By RALPH SHAFFER
By RALPH SHAFFER
Stephens Media
What’s the only thing more certain than Ben Franklin’s “death and taxes?” Why, it’s a congressional deadlock over spending or an increased federal debt ceiling.
And what’s so predictable about that deadlock? The debate will be filled with political cliches, and someone will inevitably charge that the opposition wants to “kick the can down the road” or “over the fiscal cliff.”
There’s no monopoly on cliches. Both parties even use the same ones, especially the one about kicking that can.
House Speaker John Boehner is the master of “kick the can.” He denounced its use when he took the speaker’s post early in 2011: “No longer can we kick the can down the road.” Despite his repeated harangues against that practice, he has made that kick several times.
Boehner just scuffed another shoe when his House Republicans adopted a continuing resolution to “kick the [spending] can down the road” one more time. His closet must be full of nearly new left shoes because, as a conservative, he only kicks that can with his right foot.
While both Democrats and Republicans denounce those who would play “kick the can,” the Democratic Senate and the Republican House both “kicked the can down the road” a little last week. Majority Leader Harry Reid’s Senate adopted a spending resolution that would fund the government only until Nov. 15.
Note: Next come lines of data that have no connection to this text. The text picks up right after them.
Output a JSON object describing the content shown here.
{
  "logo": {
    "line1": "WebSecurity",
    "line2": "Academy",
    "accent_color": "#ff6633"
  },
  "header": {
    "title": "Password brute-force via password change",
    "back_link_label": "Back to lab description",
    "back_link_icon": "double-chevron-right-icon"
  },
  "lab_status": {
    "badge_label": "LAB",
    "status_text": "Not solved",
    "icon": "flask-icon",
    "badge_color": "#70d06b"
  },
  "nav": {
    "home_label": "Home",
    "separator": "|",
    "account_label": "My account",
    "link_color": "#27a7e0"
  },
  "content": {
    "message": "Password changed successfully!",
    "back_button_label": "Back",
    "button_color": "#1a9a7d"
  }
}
Boehner’s House, perhaps seeking a little more time to obfuscate the health care issue, kicked the can further, funding all but Obamacare until Dec. 15.
The spending deadline has brought forth cliches from legislators on both sides of the aisle. Democratic Sen. Charles Schumer charged that Republican insistence on dumping Obamacare “held hostage” millions of innocent people.
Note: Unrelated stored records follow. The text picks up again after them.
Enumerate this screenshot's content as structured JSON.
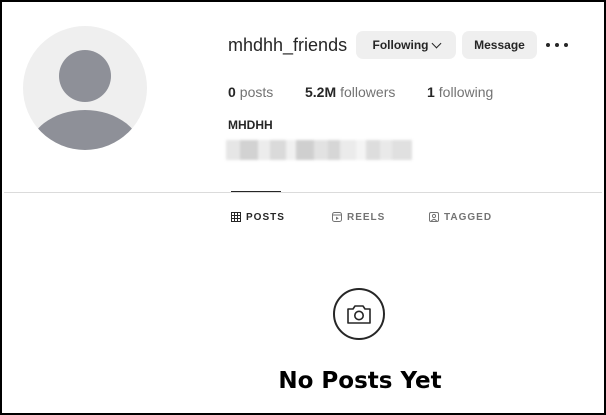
{
  "profile": {
    "username": "mhdhh_friends",
    "full_name": "MHDHH",
    "avatar_icon": "default-avatar-icon"
  },
  "actions": {
    "following_label": "Following",
    "message_label": "Message",
    "more_icon": "more-horizontal-icon"
  },
  "stats": {
    "posts": {
      "value": "0",
      "label": "posts"
    },
    "followers": {
      "value": "5.2M",
      "label": "followers"
    },
    "following": {
      "value": "1",
      "label": "following"
    }
  },
  "tabs": [
    {
      "label": "POSTS",
      "icon": "grid-icon",
      "active": true
    },
    {
      "label": "REELS",
      "icon": "reels-icon",
      "active": false
    },
    {
      "label": "TAGGED",
      "icon": "tagged-icon",
      "active": false
    }
  ],
  "empty_state": {
    "icon": "camera-icon",
    "title": "No Posts Yet"
  },
  "colors": {
    "text": "#262626",
    "muted": "#737373",
    "button_bg": "#efefef",
    "avatar_bg": "#efefef",
    "avatar_fg": "#8e9098",
    "divider": "#dbdbdb"
  }
}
Reid, appealing to those Americans still fretting about gun violence, virtually called Republicans terrorists as he re-worked another cliche, saying that Republicans held a “gun to the head of the American people.”
Even the president couldn’t resist using the hostage cliche: “We will not negotiate with hostage takers.”
If Reid or Schumer wear the same size as Boehner, perhaps they can use his pile of left shoes! They both voted to “kick the can” to mid November. Could it be that Republicans, who outkicked their opponents by a full month, have a stronger leg than Democrats?
A senator as erudite as Republican Rand Paul couldn’t avoid the cliches. Last week, criticizing Democratic refusal to give in on the health care issue, he charged that for the obstinate Reid it was either “my way or the highways.”
Other Republicans couldn’t avoid the usual reference to “tax and spend,” which ought to be “borrow and spend,” or that old war horse, “Democrats would balance the budget on the backs of our children and grandchildren.”
But Boehner is currently the master of the partisan cliche. He is more closely associated with “kick the can down the road” than anyone else.
He has used the phrase so often that one can imagine that at some point in the distant future, when he has entered that eternal sleep, he will be eulogized for his courage on the long, bumpy political road he followed. His eulogist will note that road finally came to an end.
“For Boehner, as for the rest of us, we all must at some time down the road kick the can.”
Ralph E. Shaffer is professor emeritus of history and an occasional contributor to Stephens Media.